87. A method for introducing one or more anti-DNA antibodies into a cell, The step includes contacting the cells with one or more anti-DNA antibodies, The one or more anti-DNA antibodies include means for binding to extracellular DNA, The one or more anti-DNA antibodies bind to the extracellular DNA on the surface of the cell, and the one or more anti-DNA antibodies move into the cell. The method.
88. A method for delivering therapeutic substances into the interior of cells, The process includes contacting the cells with a therapeutic substance in which an anti-DNA antibody is covalently or noncovalently linked, One or more anti-DNA antibodies include means for binding to extracellular DNA, The anti-DNA antibody binds to the extracellular DNA on the surface of the cell and delivers the therapeutic substance into the cell. The method.

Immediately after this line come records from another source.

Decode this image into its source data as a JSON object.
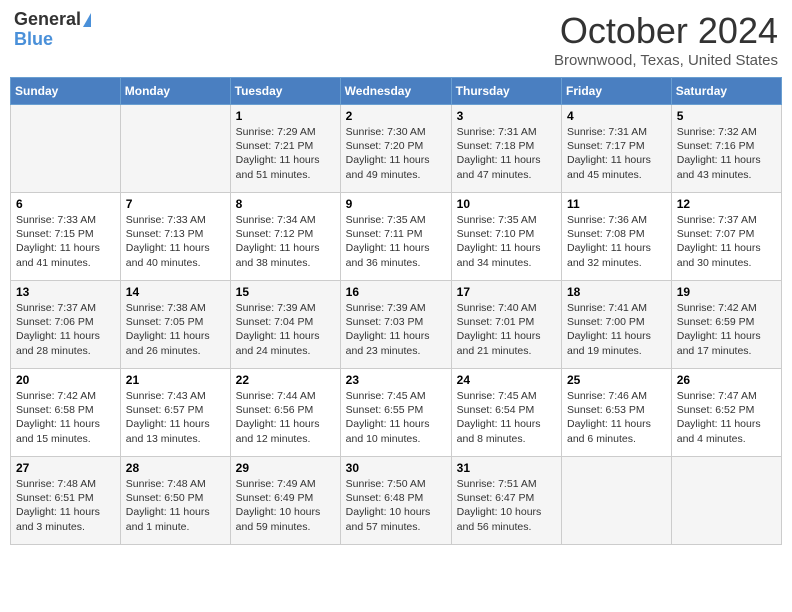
{
  "header": {
    "logo_general": "General",
    "logo_blue": "Blue",
    "month_title": "October 2024",
    "location": "Brownwood, Texas, United States"
  },
  "days_of_week": [
    "Sunday",
    "Monday",
    "Tuesday",
    "Wednesday",
    "Thursday",
    "Friday",
    "Saturday"
  ],
  "weeks": [
    [
      {
        "num": "",
        "sunrise": "",
        "sunset": "",
        "daylight": ""
      },
      {
        "num": "",
        "sunrise": "",
        "sunset": "",
        "daylight": ""
      },
      {
        "num": "1",
        "sunrise": "Sunrise: 7:29 AM",
        "sunset": "Sunset: 7:21 PM",
        "daylight": "Daylight: 11 hours and 51 minutes."
      },
      {
        "num": "2",
        "sunrise": "Sunrise: 7:30 AM",
        "sunset": "Sunset: 7:20 PM",
        "daylight": "Daylight: 11 hours and 49 minutes."
      },
      {
        "num": "3",
        "sunrise": "Sunrise: 7:31 AM",
        "sunset": "Sunset: 7:18 PM",
        "daylight": "Daylight: 11 hours and 47 minutes."
      },
      {
        "num": "4",
        "sunrise": "Sunrise: 7:31 AM",
        "sunset": "Sunset: 7:17 PM",
        "daylight": "Daylight: 11 hours and 45 minutes."
      },
      {
        "num": "5",
        "sunrise": "Sunrise: 7:32 AM",
        "sunset": "Sunset: 7:16 PM",
        "daylight": "Daylight: 11 hours and 43 minutes."
      }
    ],
    [
      {
        "num": "6",
        "sunrise": "Sunrise: 7:33 AM",
        "sunset": "Sunset: 7:15 PM",
        "daylight": "Daylight: 11 hours and 41 minutes."
      },
      {
        "num": "7",
        "sunrise": "Sunrise: 7:33 AM",
        "sunset": "Sunset: 7:13 PM",
        "daylight": "Daylight: 11 hours and 40 minutes."
      },
      {
        "num": "8",
        "sunrise": "Sunrise: 7:34 AM",
        "sunset": "Sunset: 7:12 PM",
        "daylight": "Daylight: 11 hours and 38 minutes."
      },
      {
        "num": "9",
        "sunrise": "Sunrise: 7:35 AM",
        "sunset": "Sunset: 7:11 PM",
        "daylight": "Daylight: 11 hours and 36 minutes."
      },
      {
        "num": "10",
        "sunrise": "Sunrise: 7:35 AM",
        "sunset": "Sunset: 7:10 PM",
        "daylight": "Daylight: 11 hours and 34 minutes."
      },
      {
        "num": "11",
        "sunrise": "Sunrise: 7:36 AM",
        "sunset": "Sunset: 7:08 PM",
        "daylight": "Daylight: 11 hours and 32 minutes."
      },
      {
        "num": "12",
        "sunrise": "Sunrise: 7:37 AM",
        "sunset": "Sunset: 7:07 PM",
        "daylight": "Daylight: 11 hours and 30 minutes."
      }
    ],
    [
      {
        "num": "13",
        "sunrise": "Sunrise: 7:37 AM",
        "sunset": "Sunset: 7:06 PM",
        "daylight": "Daylight: 11 hours and 28 minutes."
      },
      {
        "num": "14",
        "sunrise": "Sunrise: 7:38 AM",
        "sunset": "Sunset: 7:05 PM",
        "daylight": "Daylight: 11 hours and 26 minutes."
      },
      {
        "num": "15",
        "sunrise": "Sunrise: 7:39 AM",
        "sunset": "Sunset: 7:04 PM",
        "daylight": "Daylight: 11 hours and 24 minutes."
      },
      {
        "num": "16",
        "sunrise": "Sunrise: 7:39 AM",
        "sunset": "Sunset: 7:03 PM",
        "daylight": "Daylight: 11 hours and 23 minutes."
      },
      {
        "num": "17",
        "sunrise": "Sunrise: 7:40 AM",
        "sunset": "Sunset: 7:01 PM",
        "daylight": "Daylight: 11 hours and 21 minutes."
      },
      {
        "num": "18",
        "sunrise": "Sunrise: 7:41 AM",
        "sunset": "Sunset: 7:00 PM",
        "daylight": "Daylight: 11 hours and 19 minutes."
      },
      {
        "num": "19",
        "sunrise": "Sunrise: 7:42 AM",
        "sunset": "Sunset: 6:59 PM",
        "daylight": "Daylight: 11 hours and 17 minutes."
      }
    ],
    [
      {
        "num": "20",
        "sunrise": "Sunrise: 7:42 AM",
        "sunset": "Sunset: 6:58 PM",
        "daylight": "Daylight: 11 hours and 15 minutes."
      },
      {
        "num": "21",
        "sunrise": "Sunrise: 7:43 AM",
        "sunset": "Sunset: 6:57 PM",
        "daylight": "Daylight: 11 hours and 13 minutes."
      },
      {
        "num": "22",
        "sunrise": "Sunrise: 7:44 AM",
        "sunset": "Sunset: 6:56 PM",
        "daylight": "Daylight: 11 hours and 12 minutes."
      },
      {
        "num": "23",
        "sunrise": "Sunrise: 7:45 AM",
        "sunset": "Sunset: 6:55 PM",
        "daylight": "Daylight: 11 hours and 10 minutes."
      },
      {
        "num": "24",
        "sunrise": "Sunrise: 7:45 AM",
        "sunset": "Sunset: 6:54 PM",
        "daylight": "Daylight: 11 hours and 8 minutes."
      },
      {
        "num": "25",
        "sunrise": "Sunrise: 7:46 AM",
        "sunset": "Sunset: 6:53 PM",
        "daylight": "Daylight: 11 hours and 6 minutes."
      },
      {
        "num": "26",
        "sunrise": "Sunrise: 7:47 AM",
        "sunset": "Sunset: 6:52 PM",
        "daylight": "Daylight: 11 hours and 4 minutes."
      }
    ],
    [
      {
        "num": "27",
        "sunrise": "Sunrise: 7:48 AM",
        "sunset": "Sunset: 6:51 PM",
        "daylight": "Daylight: 11 hours and 3 minutes."
      },
      {
        "num": "28",
        "sunrise": "Sunrise: 7:48 AM",
        "sunset": "Sunset: 6:50 PM",
        "daylight": "Daylight: 11 hours and 1 minute."
      },
      {
        "num": "29",
        "sunrise": "Sunrise: 7:49 AM",
        "sunset": "Sunset: 6:49 PM",
        "daylight": "Daylight: 10 hours and 59 minutes."
      },
      {
        "num": "30",
        "sunrise": "Sunrise: 7:50 AM",
        "sunset": "Sunset: 6:48 PM",
        "daylight": "Daylight: 10 hours and 57 minutes."
      },
      {
        "num": "31",
        "sunrise": "Sunrise: 7:51 AM",
        "sunset": "Sunset: 6:47 PM",
        "daylight": "Daylight: 10 hours and 56 minutes."
      },
      {
        "num": "",
        "sunrise": "",
        "sunset": "",
        "daylight": ""
      },
      {
        "num": "",
        "sunrise": "",
        "sunset": "",
        "daylight": ""
      }
    ]
  ]
}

89. A composition comprising one or more anti-DNA antibodies and one or more nucleases, wherein the one or more nucleases optionally comprises one or more DNA nucleases, and the one or more anti-DNA antibodies comprises means for binding to extracellular DNA.
90. An improvement in a method for bringing antibodies into contact with cells, This includes bringing one or more anti-DNA antibodies into contact with cells, thereby causing the one or more anti-DNA antibodies to move internally into the cells. The one or more anti-DNA antibodies bind to extracellular DNA on the surface of the cell, and the one or more anti-DNA antibodies move into the cell. said improvement.
91. Improvements in methods of treating subjects with cancer, The method includes administering to a subject a composition containing a therapeutic substance linked to an anti-DNA antibody. The therapeutic substance is delivered into the target cells, The delivery of the therapeutic substance is effective in treating the subject. said improvement.